Cold brew is different and - in my humble opinion - superior to regular iced coffee. It takes a little patience to prepare, but the results are certainly worth waiting for.
The most significant difference between cold brew and what typically passes for iced coffee is that cold-brew (like it sounds) never touches hot water...ever.
How to Start - Be Patient
To make cold brew, you steep your grounds in water for hours. My recommendation is 18 - 24 hours - be patient! I've seen recommendations as short as 2 hours - it makes for a very weak brew and is a waste of your excellent coffee. Really what you are making is a coffee concentrate because when you mix it with ice cubes and milk, it will get watered down to the concentration of your typical hot coffee.
The ratio of water to grounds is roughly 4:1. Depending on the size of your container, 4 cups of water for every 1 cup of beans is the typical concentration. The beans should be rough-ground. This would mean a bit bigger than you would typically grind them for your automatic drip machine - think kosher salt. My target size is the size of a French Press grind. Once ground, you will have less than the 4:1 ratio of final product to mix (close to 3/4 cup if starting with 1 cup of whole beans).
If you prefer to do it by weight, you'll want roughly 1oz. of ground coffee per cup of water. Make sure you have a scale handy if going this route.
The Finer Points
The rougher you grind it, the slower it will steep, so keep that in mind. You'll find a grind that yields the flavor you're looking for, but it is a preference so start with one that is more coarse and experiment from there. Finer grinds will produce a more robust coffee, but also be harder to filter. Remember that burr grinders do the best job of extracting flavors - my home grinder is the Breville Smart Grinder Pro which does a great job for brew-style coffee grinding at home.
Bonus Points: Your Water - Yes, Your Water
One note while you're adding the water - if you have a choice - filtered water will produce a better result than tap water. This is true for all of your coffee, but most decent automatic drip coffee makers have water filters these days, so it becomes slightly less important than manual and cold brew methods.
With cold brew, the coffee and water will meet directly - no filtration process - the better the water, the better the result.
Steeping Your Coffee
You have some choices where you can let the coffee steep - in the fridge or on the counter. Leaving it in a more temperature-neutral location tends to yield a more consistent, delicious result. If you run out of counter space and have to use the fridge - give it some extra time.
You'll end up with weaker coffee if you don't. If you can't tell by now, I prefer strong, flavorful coffee!
Filter to Perfection
When you're done, remove the grounds. You can do this by pouring it all through a filter or cheesecloth. I would do it at least twice to make sure you get out all of the grounds.
Another option is to buy a wonderful pitcher that has a built-in coffee filter. I have one of these pitchers from Takeya - it's inexpensive and does the job. It's nice because it lays flat on the counter so you get a nice steeping of the grounds uniformly, it's large enough that I can make a few days of cold brew at once, and it fits in the fridge. There are a number of fancier ones on the market, but honestly, I've been very happy.

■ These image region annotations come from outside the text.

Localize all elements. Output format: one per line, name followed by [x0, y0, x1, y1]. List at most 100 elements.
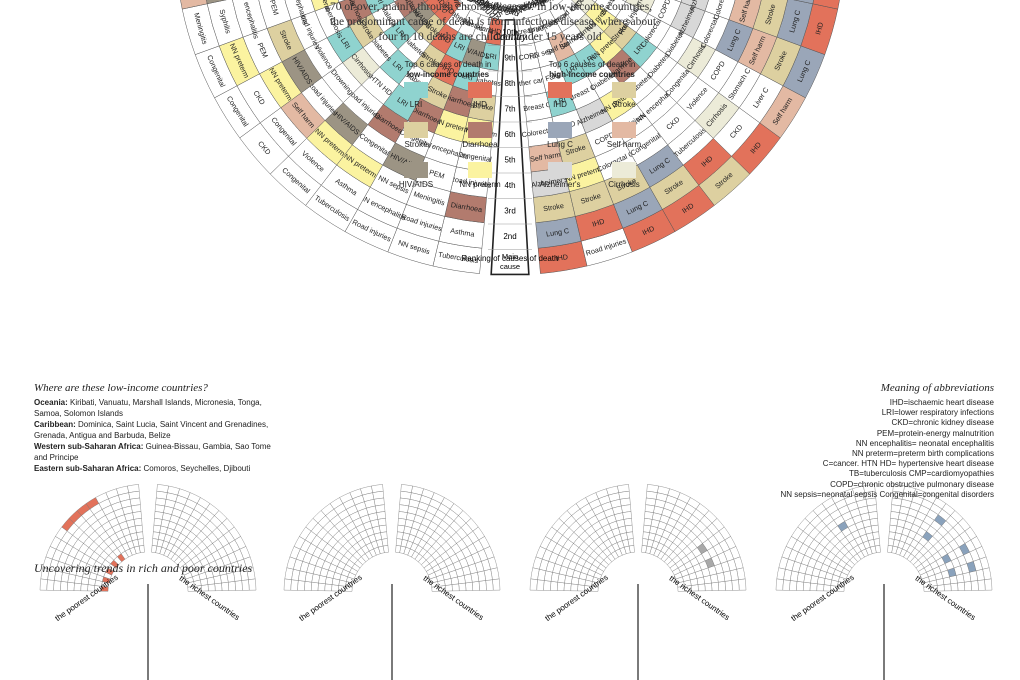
- country-axis-label: Country: [493, 32, 528, 43]
- mini-cell: [836, 586, 845, 592]
- mini-cell: [643, 524, 652, 533]
- mini-cell: [382, 545, 389, 553]
- mini-cell: [380, 531, 388, 540]
- legend-high-item: Lung C: [530, 122, 590, 149]
- legend-label: Stroke: [404, 140, 428, 149]
- legend-high-item: Self harm: [594, 122, 654, 149]
- legend-low-title-1: Top 6 causes of death in: [404, 60, 492, 69]
- legend-swatch: [404, 122, 428, 138]
- mini-cell: [117, 553, 126, 563]
- legend-swatch: [548, 122, 572, 138]
- legend-swatch: [468, 82, 492, 98]
- cause-cell: [538, 9, 563, 39]
- mini-cell: [873, 538, 881, 547]
- mini-cell: [46, 579, 55, 591]
- mini-cell: [853, 553, 862, 563]
- mini-cell: [113, 556, 123, 565]
- rank-label: Main: [502, 252, 518, 261]
- rank-label: 4th: [504, 181, 515, 190]
- abbreviations-title: Meaning of abbreviations: [880, 382, 994, 394]
- mini-cell: [623, 518, 633, 527]
- legend-swatch: [548, 82, 572, 98]
- cause-label: LRI: [554, 95, 567, 107]
- mini-cell: [775, 578, 784, 591]
- mini-cell: [870, 524, 879, 533]
- mini-cell: [642, 531, 650, 540]
- abbreviation-line: CKD=chronic kidney disease: [891, 418, 995, 428]
- cause-cell: [424, 0, 449, 15]
- mini-cell: [137, 538, 145, 547]
- cause-label: LRI: [485, 51, 497, 62]
- mini-cell: [624, 524, 633, 533]
- note-region: Oceania:: [34, 398, 71, 407]
- mini-cell: [809, 582, 818, 592]
- note-entry: Oceania: Kiribati, Vanuatu, Marshall Isl…: [34, 398, 284, 419]
- mini-cell: [364, 550, 373, 560]
- mini-cell: [984, 578, 993, 591]
- mini-cell: [354, 559, 363, 569]
- mini-cell: [628, 545, 635, 553]
- mini-cell: [529, 578, 538, 591]
- mini-cell: [963, 581, 972, 591]
- mini-cell: [627, 538, 635, 547]
- legend-label: HIV/AIDS: [398, 180, 434, 189]
- mini-cell: [977, 579, 986, 591]
- mini-cell: [378, 524, 387, 533]
- cause-cell: [549, 3, 575, 33]
- mini-cell: [626, 531, 634, 540]
- mini-cell: [802, 581, 811, 591]
- abbreviation-line: NN encephalitis= neonatal encephalitis: [855, 438, 994, 448]
- mini-cell: [451, 583, 460, 592]
- mini-fan-chart: [529, 484, 747, 592]
- mini-cell: [154, 511, 164, 520]
- mini-cell: [485, 579, 494, 591]
- legend-label: Self harm: [606, 140, 642, 149]
- mini-cell: [837, 581, 846, 588]
- mini-cell: [304, 581, 313, 591]
- cause-cell: [422, 0, 429, 3]
- mini-cell: [107, 563, 117, 572]
- abbreviation-line: LRI=lower respiratory infections: [881, 408, 994, 418]
- cause-label: COPD: [518, 50, 540, 62]
- legend-swatch: [468, 122, 492, 138]
- cause-label: Asthma: [450, 226, 476, 239]
- mini-cell: [471, 581, 480, 591]
- legend-high-item: Stroke: [594, 82, 654, 109]
- mini-cell: [377, 518, 387, 527]
- mini-cell: [697, 583, 706, 592]
- mini-cell: [103, 571, 112, 580]
- mini-cell: [600, 559, 609, 569]
- mini-cell: [738, 578, 747, 591]
- mini-cell: [80, 583, 89, 592]
- rank-label: 6th: [504, 130, 515, 139]
- mini-cell: [241, 579, 250, 591]
- cause-label: IHD: [813, 21, 825, 35]
- mini-cell: [644, 511, 654, 520]
- mini-cell: [357, 556, 367, 565]
- mini-cell: [846, 559, 855, 569]
- cause-cell: [528, 14, 549, 44]
- rank-label: 10th: [502, 28, 518, 37]
- country-column: Meningitis Syphilis NN encephalitis PEM NN e…: [181, 0, 464, 55]
- cause-label: LRI: [461, 71, 474, 83]
- mini-cell: [376, 511, 386, 520]
- mini-cell: [134, 545, 141, 554]
- cause-cell: [337, 0, 346, 3]
- mini-cell: [395, 545, 402, 553]
- mini-cell: [816, 583, 825, 592]
- mini-cell: [73, 582, 82, 592]
- cause-label: IHD: [591, 216, 606, 228]
- mini-cell: [641, 538, 649, 547]
- cause-label: LRI: [452, 40, 466, 53]
- mini-cell: [887, 545, 894, 553]
- mini-cell: [950, 582, 959, 592]
- legend-swatch: [468, 162, 492, 178]
- legend-swatch: [612, 122, 636, 138]
- mini-cell: [957, 581, 966, 591]
- mini-cell: [373, 546, 381, 556]
- mini-cell: [641, 545, 648, 553]
- mini-cell: [789, 580, 798, 591]
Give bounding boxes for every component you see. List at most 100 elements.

A Silky Smooth, Refreshing Jolt
So - back to my point - superior iced coffee. If you make cold brew instead of regular iced coffee, you get an extraordinarily smooth coffee that still retains a full body and robust flavor. You also remove large amounts of acidity so it can be more comfortable on the stomach. This is a big one for me - I drink a ton of coffee - so a break for my stomach can be as refreshing as the temperature change.
Best Beans for Cold Brew
There is no right answer here - this comes down to preference. Having said that, I can certainly give you ours! Nicole and I have done an exhaustive review (poor us!) and decided that of our current selection, we have two favorites for the Summer of 2020.
The Papua New Guinea Medium Roast Coffee and the Costa Rican Medium Roast Coffee are the runaway favorites. Their smooth flavors, versatility and ability to pair well with both plant and animal-based milks in a number of drinks make them perfect for glass after glass of cold brew. For us, the PNG has held a slight edge - but it's purely our preference. The Costa Rican coffee still remains our top seller and our most popular coffee throughout the summer.
Papua New Guinea Medium Roast Coffee
Story of the Roast This coffee is a sweet, medium roast grown in the mountains on the eastern half of the island nation of Papua New Guinea. It can have a bit more oils than coffee from South and Central America... read more
Costa Rican Medium Roast Coffee
Story of the Roast A micro-farmed, slightly-sweet coffee dried in the sun of Central America, this medium roast is a smooth drink with notes of sweet apple, raisin, and honey! In our opinion, this is the best coffee from Costa... read more
Now relax and enjoy!
You're ready for that summer heatwave!